Firefighter Shortcuts to Slimming Down
I answer many e-mails from confused, albeit enthusiastic readers, on how to trim or firm a specific part of the body. Everybody wants those flat abs, tight thighs, and sexy shoulders, but unfortunately, most are terribly misinformed on how to go about getting them.
Spot reduction doesn't work. The notion of doing more sit ups to burn off the spare tire you've been lugging around for the last couple of years has become obsolete. The most productive fat burning is accomplished through calculated aerobic exercise (walking, jogging, cycling). Gauging intensity with heart rate (or breathing rate) enables you to burn fat as your primary fuel.

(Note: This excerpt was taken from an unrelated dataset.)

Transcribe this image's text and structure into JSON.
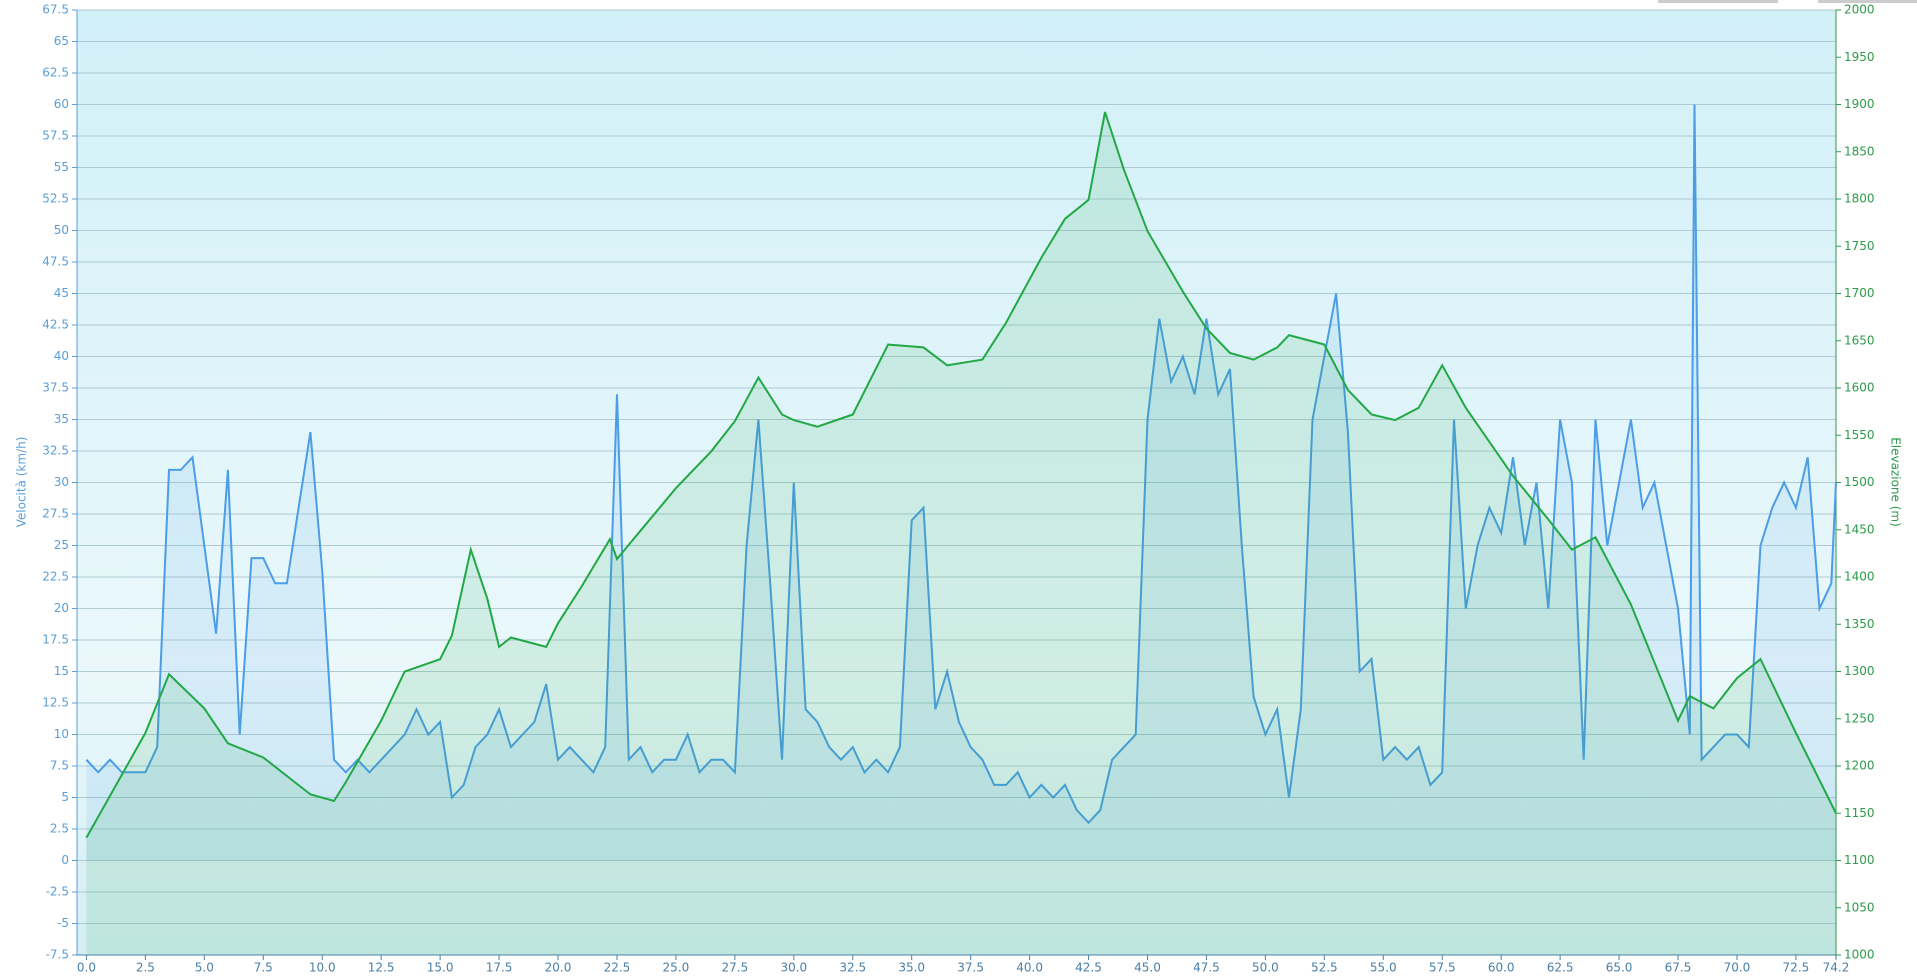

Resistance training (weight lifting, working with resistance bands or body-weight, sprinting) builds strength, endurance, and muscle -- muscle that requires fuel (calories) to function. When you increase lean muscle mass through resistance exercises, you also raise your basil metabolic rate, or the amount of fuel you require just to exist. This is the second best way to keep body fat levels under control.

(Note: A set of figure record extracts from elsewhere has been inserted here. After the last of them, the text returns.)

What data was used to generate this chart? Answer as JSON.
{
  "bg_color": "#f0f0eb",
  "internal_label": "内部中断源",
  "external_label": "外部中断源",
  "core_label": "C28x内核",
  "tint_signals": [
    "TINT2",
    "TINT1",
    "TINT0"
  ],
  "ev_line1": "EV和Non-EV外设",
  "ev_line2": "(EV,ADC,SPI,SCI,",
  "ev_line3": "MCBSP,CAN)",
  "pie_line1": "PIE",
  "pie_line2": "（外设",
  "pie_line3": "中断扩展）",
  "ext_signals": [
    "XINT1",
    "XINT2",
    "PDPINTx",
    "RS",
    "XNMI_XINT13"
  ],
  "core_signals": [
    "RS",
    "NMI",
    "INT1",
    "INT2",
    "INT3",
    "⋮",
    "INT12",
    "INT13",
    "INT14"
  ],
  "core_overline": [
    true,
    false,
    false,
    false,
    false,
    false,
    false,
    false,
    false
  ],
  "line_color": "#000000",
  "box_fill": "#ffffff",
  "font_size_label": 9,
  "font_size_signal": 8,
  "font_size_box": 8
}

But what about those specific body parts and the endless list of improvements? Is it necessary to perform an individual exercise for each "trouble spot" or area of concern? Absolutely not! The human body functions as a unit. Very rarely will any muscle flex all by itself. Via an extremely sophisticated system of electronic signals, and mechanical contractions, movement is generated using many muscles, and even muscle groups simultaneously.

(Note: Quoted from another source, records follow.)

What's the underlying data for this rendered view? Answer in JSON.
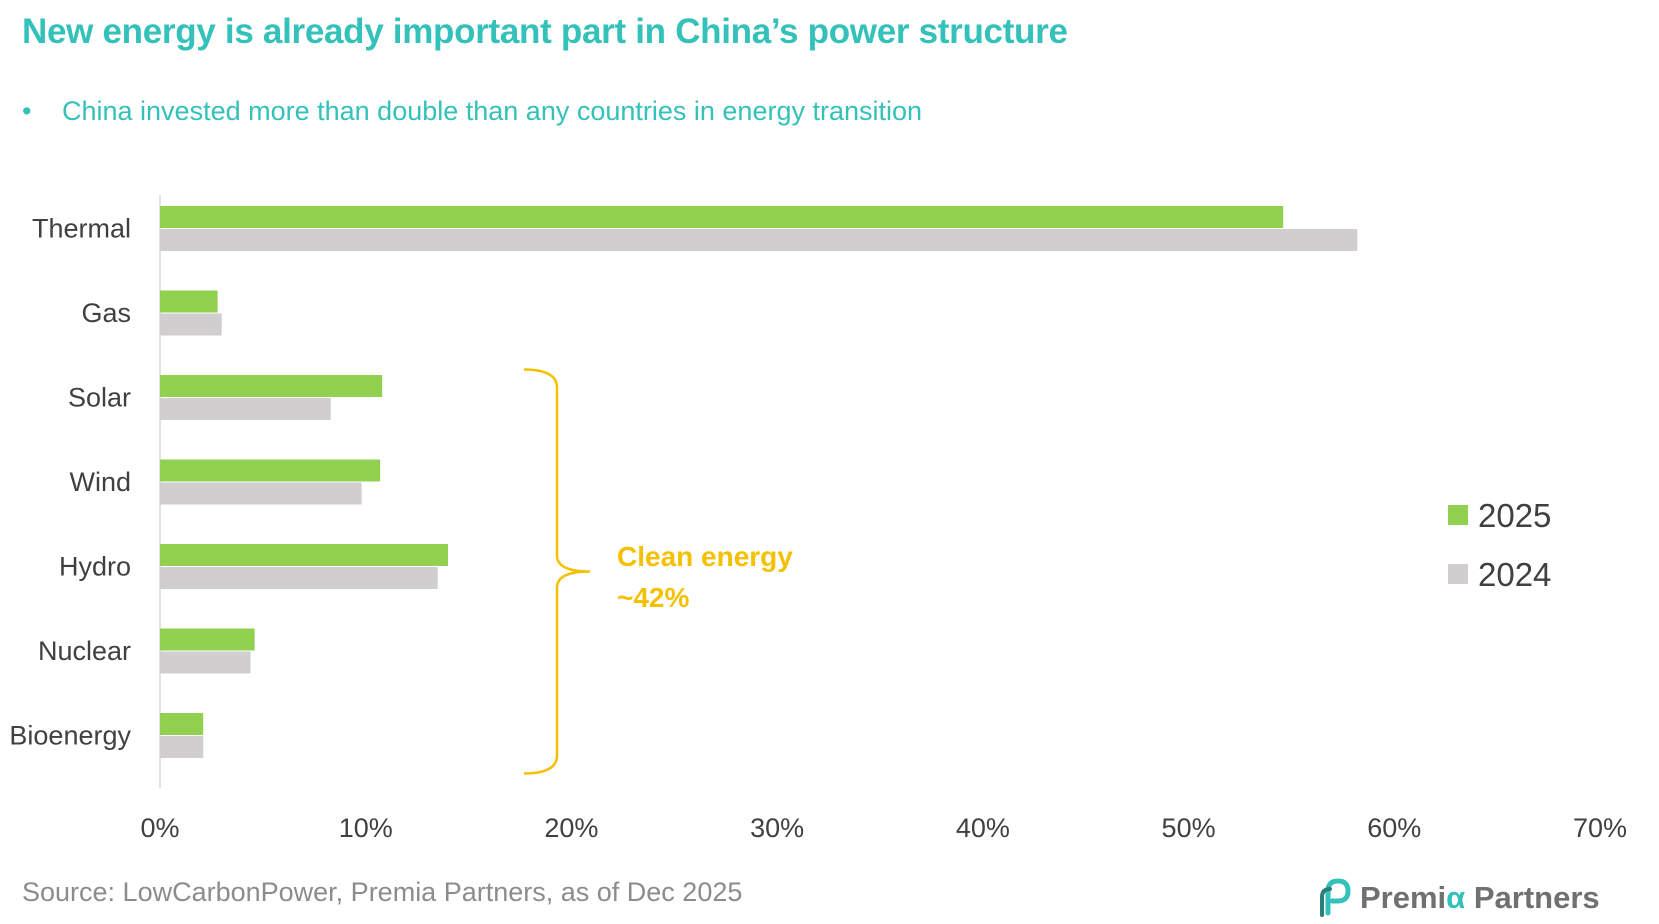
{
  "title": "New energy is already important part in China’s power structure",
  "subtitle": "China invested more than double than any countries in energy transition",
  "source": "Source: LowCarbonPower, Premia Partners, as of Dec 2025",
  "logo": {
    "prefix": "Premi",
    "alpha": "α",
    "suffix": " Partners",
    "icon": "premia-logo-icon"
  },
  "colors": {
    "accent": "#33c1b9",
    "series_2025": "#92d050",
    "series_2024": "#d0cece",
    "annotation": "#f5c000",
    "text": "#404040"
  },
  "chart_data": {
    "type": "bar",
    "orientation": "horizontal",
    "categories": [
      "Thermal",
      "Gas",
      "Solar",
      "Wind",
      "Hydro",
      "Nuclear",
      "Bioenergy"
    ],
    "series": [
      {
        "name": "2025",
        "values": [
          54.6,
          2.8,
          10.8,
          10.7,
          14.0,
          4.6,
          2.1
        ]
      },
      {
        "name": "2024",
        "values": [
          58.2,
          3.0,
          8.3,
          9.8,
          13.5,
          4.4,
          2.1
        ]
      }
    ],
    "xlim": [
      0,
      70
    ],
    "xticks": [
      0,
      10,
      20,
      30,
      40,
      50,
      60,
      70
    ],
    "tick_labels": [
      "0%",
      "10%",
      "20%",
      "30%",
      "40%",
      "50%",
      "60%",
      "70%"
    ],
    "xlabel": "",
    "ylabel": "",
    "legend": "right",
    "annotation": {
      "text_line1": "Clean energy",
      "text_line2": "~42%",
      "brace_from": "Solar",
      "brace_to": "Bioenergy"
    }
  }
}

When you perform the simple action of going from a standing to a sitting position (also known as a squat), it's more than just the gluteus, quadriceps, and hamstrings working. The muscles of the inner and outer thighs, low-back, abdominal's, and oblique's are also engaged indirectly as stabilizer muscles. This can translate into a lot of exercise with only a small investment in time, and without the need for sophisticated or expensive equipment. Squats or lunges done with just body weight or hand weights are extremely effective at working the entire lower body, thus eliminating the need for possibly three or four additional movements.
The same affect can be seen with the upper body. Movements that act at more than one joint, and involve more than one muscle get big results. One such exercise that most of you us are familiar with is the push-up. This power-house of an exercise workout virtually the entire upper body in one capacity or another (directly or indirectly).